Through the small window in the door, Lisa could see part of the classroom. Gary stood at the front beside a tall, tripod-mounted structure that resembled a miniaturized anti-aircraft turret. The metal shone with coiled copper, long rods, and nodes pulsing faintly blue.
A teacher—presumably Mr. Brinks—stood nearby, arms crossed, nodding with mild amusement.
“It draws current directly from the auxiliary feed in the walls,” Gary explained, tapping the tripod. “Then focuses that output through a regulated flux coil. And when it fires...”
He snapped his fingers. One of the Juggernauts, the one with the scar, pressed a button on a remote. The turret gave a low mechanical grind.
A line of energy snapped outward, zapping a stacked row of empty soda cans at the back of the room. The cans clattered apart.
The teacher chuckled. “Impressive. But do you really think the science fair committee—”
“This isn’t for the fair,” Gary said, still smiling. “This is for chaos management.”
Mr. Brinks blinked. “I’m sorry?”
“Control,” answered the boy with glasses. “In a distributed crisis environment, chaos has to be… managed.”
Brinks’ amusement faltered.
Gary walked to a nearby desk and leaned on it casually. “Think about it. Who faces chaos more than our own athletes, braving it out there on the field? And every year we throw money at second-rate gear and tired drills, only to pretend it makes them any better. But what if we had something—say, a compact, adjustable-launch kinetic array—that could simulate high-speed passes for practice?”
He set a hand on the machine, patting it with quiet adoration. “Controlled force. Perfect arcs, every time. The team could train twice as hard without needing a squad of assistants chasing balls all afternoon.”

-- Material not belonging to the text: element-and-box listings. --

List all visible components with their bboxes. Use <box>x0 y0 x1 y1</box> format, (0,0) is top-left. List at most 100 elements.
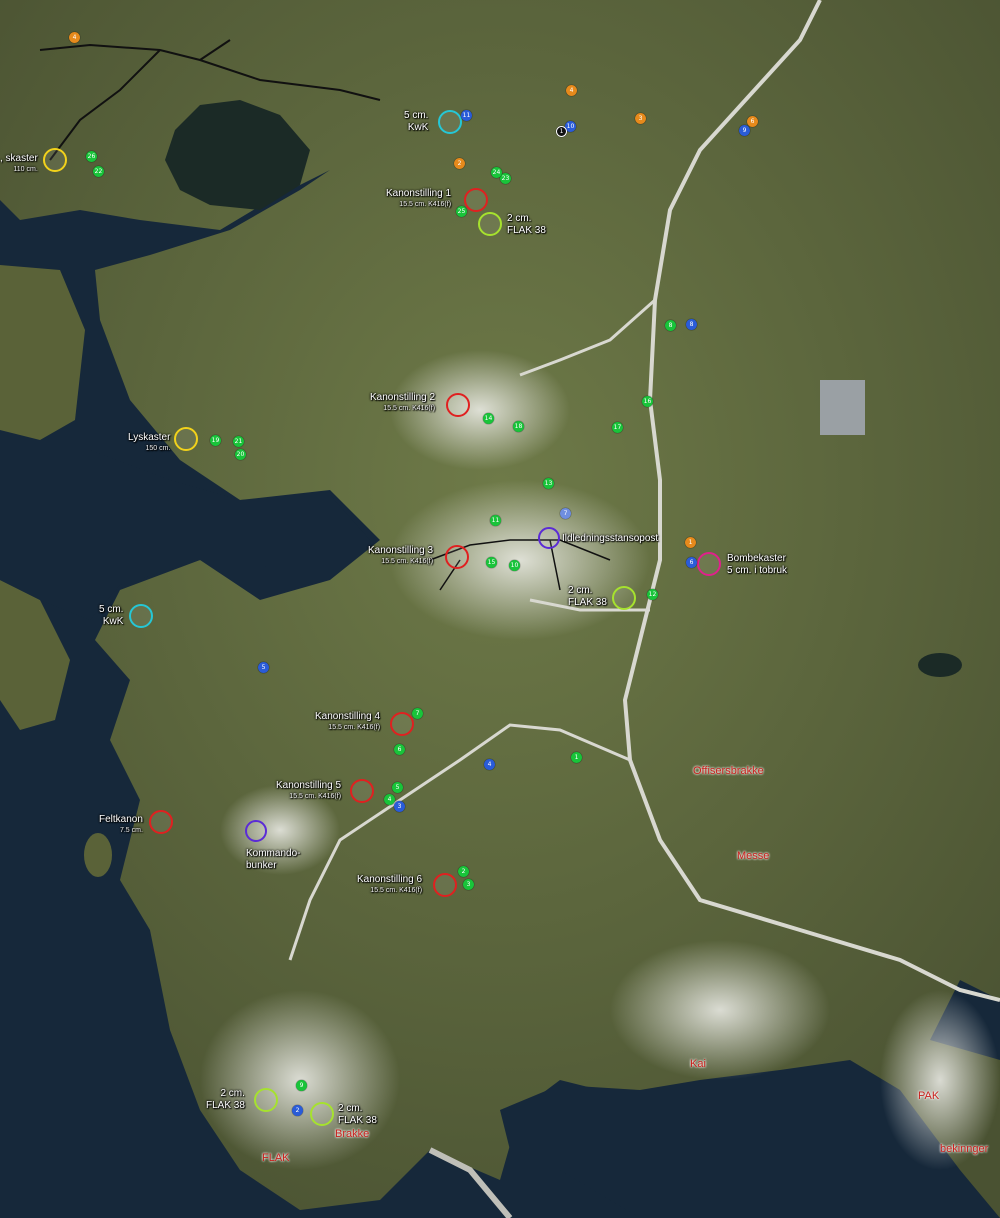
gun-ring-5[interactable] <box>350 779 374 803</box>
marker-green[interactable]: 19 <box>210 435 221 446</box>
label-gun-6: Kanonstilling 6 15.5 cm. K416(f) <box>357 874 422 895</box>
label-flak-north-title: 2 cm. <box>507 213 532 224</box>
label-gun-4: Kanonstilling 4 15.5 cm. K416(f) <box>315 711 380 732</box>
marker-orange[interactable]: 3 <box>635 113 646 124</box>
label-mortar: Bombekaster 5 cm. i tobruk <box>727 553 787 577</box>
bunker-ring-fire-control[interactable] <box>538 527 560 549</box>
marker-green[interactable]: 6 <box>394 744 405 755</box>
label-gun-5: Kanonstilling 5 15.5 cm. K416(f) <box>276 780 341 801</box>
flak-ring-mid[interactable] <box>612 586 636 610</box>
marker-orange[interactable]: 4 <box>69 32 80 43</box>
label-kwk-west: 5 cm. KwK <box>99 604 123 628</box>
label-gun-1-title: Kanonstilling 1 <box>386 188 452 199</box>
marker-green[interactable]: 18 <box>513 421 524 432</box>
flak-ring-north[interactable] <box>478 212 502 236</box>
gun-ring-3[interactable] <box>445 545 469 569</box>
marker-green[interactable]: 12 <box>647 589 658 600</box>
label-gun-5-title: Kanonstilling 5 <box>276 780 342 791</box>
marker-blue[interactable]: 4 <box>484 759 495 770</box>
marker-green[interactable]: 23 <box>500 173 511 184</box>
label-flak-north-type: FLAK 38 <box>507 225 546 236</box>
label-gun-2-title: Kanonstilling 2 <box>370 392 436 403</box>
pond-east <box>918 653 962 677</box>
marker-green[interactable]: 13 <box>543 478 554 489</box>
marker-orange[interactable]: 2 <box>454 158 465 169</box>
marker-blue[interactable]: 6 <box>686 557 697 568</box>
label-searchlight-mid: Lyskaster 150 cm. <box>128 432 170 453</box>
label-gun-4-sub: 15.5 cm. K416(f) <box>328 724 381 731</box>
marker-green[interactable]: 20 <box>235 449 246 460</box>
marker-green[interactable]: 1 <box>571 752 582 763</box>
label-flak-mid-title: 2 cm. <box>568 585 593 596</box>
label-gun-6-sub: 15.5 cm. K416(f) <box>370 887 423 894</box>
marker-orange[interactable]: 6 <box>747 116 758 127</box>
marker-green[interactable]: 4 <box>384 794 395 805</box>
marker-green[interactable]: 2 <box>458 866 469 877</box>
gun-ring-6[interactable] <box>433 873 457 897</box>
marker-orange[interactable]: 1 <box>685 537 696 548</box>
label-field-gun-title: Feltkanon <box>99 814 143 825</box>
label-gun-6-title: Kanonstilling 6 <box>357 874 423 885</box>
label-searchlight-mid-sub: 150 cm. <box>145 445 171 452</box>
marker-green[interactable]: 5 <box>392 782 403 793</box>
label-searchlight-north-sub: 110 cm. <box>13 166 38 173</box>
marker-blue[interactable]: 3 <box>394 801 405 812</box>
marker-green[interactable]: 17 <box>612 422 623 433</box>
label-mortar-title: Bombekaster <box>727 553 786 564</box>
label-command-bunker-line2: bunker <box>246 860 277 871</box>
label-flak-south-1-type: FLAK 38 <box>206 1100 245 1111</box>
label-gun-2-sub: 15.5 cm. K416(f) <box>383 405 436 412</box>
label-gun-3: Kanonstilling 3 15.5 cm. K416(f) <box>368 545 433 566</box>
gun-ring-2[interactable] <box>446 393 470 417</box>
marker-green[interactable]: 15 <box>486 557 497 568</box>
label-gun-3-sub: 15.5 cm. K416(f) <box>381 558 434 565</box>
marker-blue[interactable]: 8 <box>686 319 697 330</box>
label-gun-2: Kanonstilling 2 15.5 cm. K416(f) <box>370 392 435 413</box>
marker-green[interactable]: 25 <box>456 206 467 217</box>
label-flak-mid: 2 cm. FLAK 38 <box>568 585 607 609</box>
label-gun-1-sub: 15.5 cm. K416(f) <box>399 201 452 208</box>
label-kwk-north-type: KwK <box>407 122 429 133</box>
label-bekinnger: bekinnger <box>940 1143 989 1155</box>
label-flak-mid-type: FLAK 38 <box>568 597 607 608</box>
label-kwk-north-title: 5 cm. <box>404 110 429 121</box>
marker-green[interactable]: 26 <box>86 151 97 162</box>
flak-ring-south-2[interactable] <box>310 1102 334 1126</box>
searchlight-ring-north[interactable] <box>43 148 67 172</box>
marker-orange[interactable]: 4 <box>566 85 577 96</box>
label-kwk-west-type: KwK <box>102 616 124 627</box>
marker-green[interactable]: 21 <box>233 436 244 447</box>
gun-ring-1[interactable] <box>464 188 488 212</box>
label-field-gun: Feltkanon 7.5 cm. <box>99 814 143 835</box>
marker-green[interactable]: 16 <box>642 396 653 407</box>
marker-green[interactable]: 9 <box>296 1080 307 1091</box>
marker-green[interactable]: 7 <box>412 708 423 719</box>
flak-ring-south-1[interactable] <box>254 1088 278 1112</box>
marker-green[interactable]: 8 <box>665 320 676 331</box>
marker-blue[interactable]: 9 <box>739 125 750 136</box>
label-flak-south-2: 2 cm. FLAK 38 <box>338 1103 377 1127</box>
mortar-ring[interactable] <box>697 552 721 576</box>
gun-ring-4[interactable] <box>390 712 414 736</box>
marker-blue[interactable]: 5 <box>258 662 269 673</box>
map-view[interactable]: , skaster 110 cm. 5 cm. KwK Kanonstillin… <box>0 0 1000 1218</box>
label-command-bunker-title: Kommando- <box>246 848 301 859</box>
label-command-bunker: Kommando- bunker <box>246 848 300 872</box>
marker-green[interactable]: 24 <box>491 167 502 178</box>
marker-green[interactable]: 14 <box>483 413 494 424</box>
marker-green[interactable]: 3 <box>463 879 474 890</box>
kwk-ring-west[interactable] <box>129 604 153 628</box>
marker-blue[interactable]: 2 <box>292 1105 303 1116</box>
searchlight-ring-mid[interactable] <box>174 427 198 451</box>
marker-green[interactable]: 10 <box>509 560 520 571</box>
marker-green[interactable]: 11 <box>490 515 501 526</box>
command-bunker-ring[interactable] <box>245 820 267 842</box>
marker-lightblue[interactable]: 7 <box>560 508 571 519</box>
marker-white[interactable]: 1 <box>556 126 567 137</box>
marker-blue[interactable]: 11 <box>461 110 472 121</box>
kwk-ring-north[interactable] <box>438 110 462 134</box>
label-gun-3-title: Kanonstilling 3 <box>368 545 434 556</box>
field-gun-ring[interactable] <box>149 810 173 834</box>
label-fire-control: Ildledningsstansopost <box>562 533 658 545</box>
marker-green[interactable]: 22 <box>93 166 104 177</box>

His grin widened as he turned. “And Mason here—” he pointed to the tall Juggernaut with the scar slashing through his eyebrow—“would benefit most. Tell him yourself, Hale. Imagine your batting average if you had this in your corner instead of some freshman tossing lopsided pitches.”
Hale cracked his knuckles and gave a thin, humorless smile, like he didn’t need to imagine at all.
From their hallway view, Theo whispered, “He’s been testing those things for days. This is the first time he’s done it with an adult in the room.”
“Why now?”
“Because the Game’s changing. And Gary likes to be ahead.”
Juno pulled Lisa back from the glass. “Don’t let him see you. He collects names the way psychos collect fingernails.”
“I think I’m already on his radar,” Lisa said.
“Then keep your head down. Calder first. Then we talk.” Juno unwrapped another stick of gum and popped it into her mouth.
Lisa checked her phone. 11:08. She exhaled.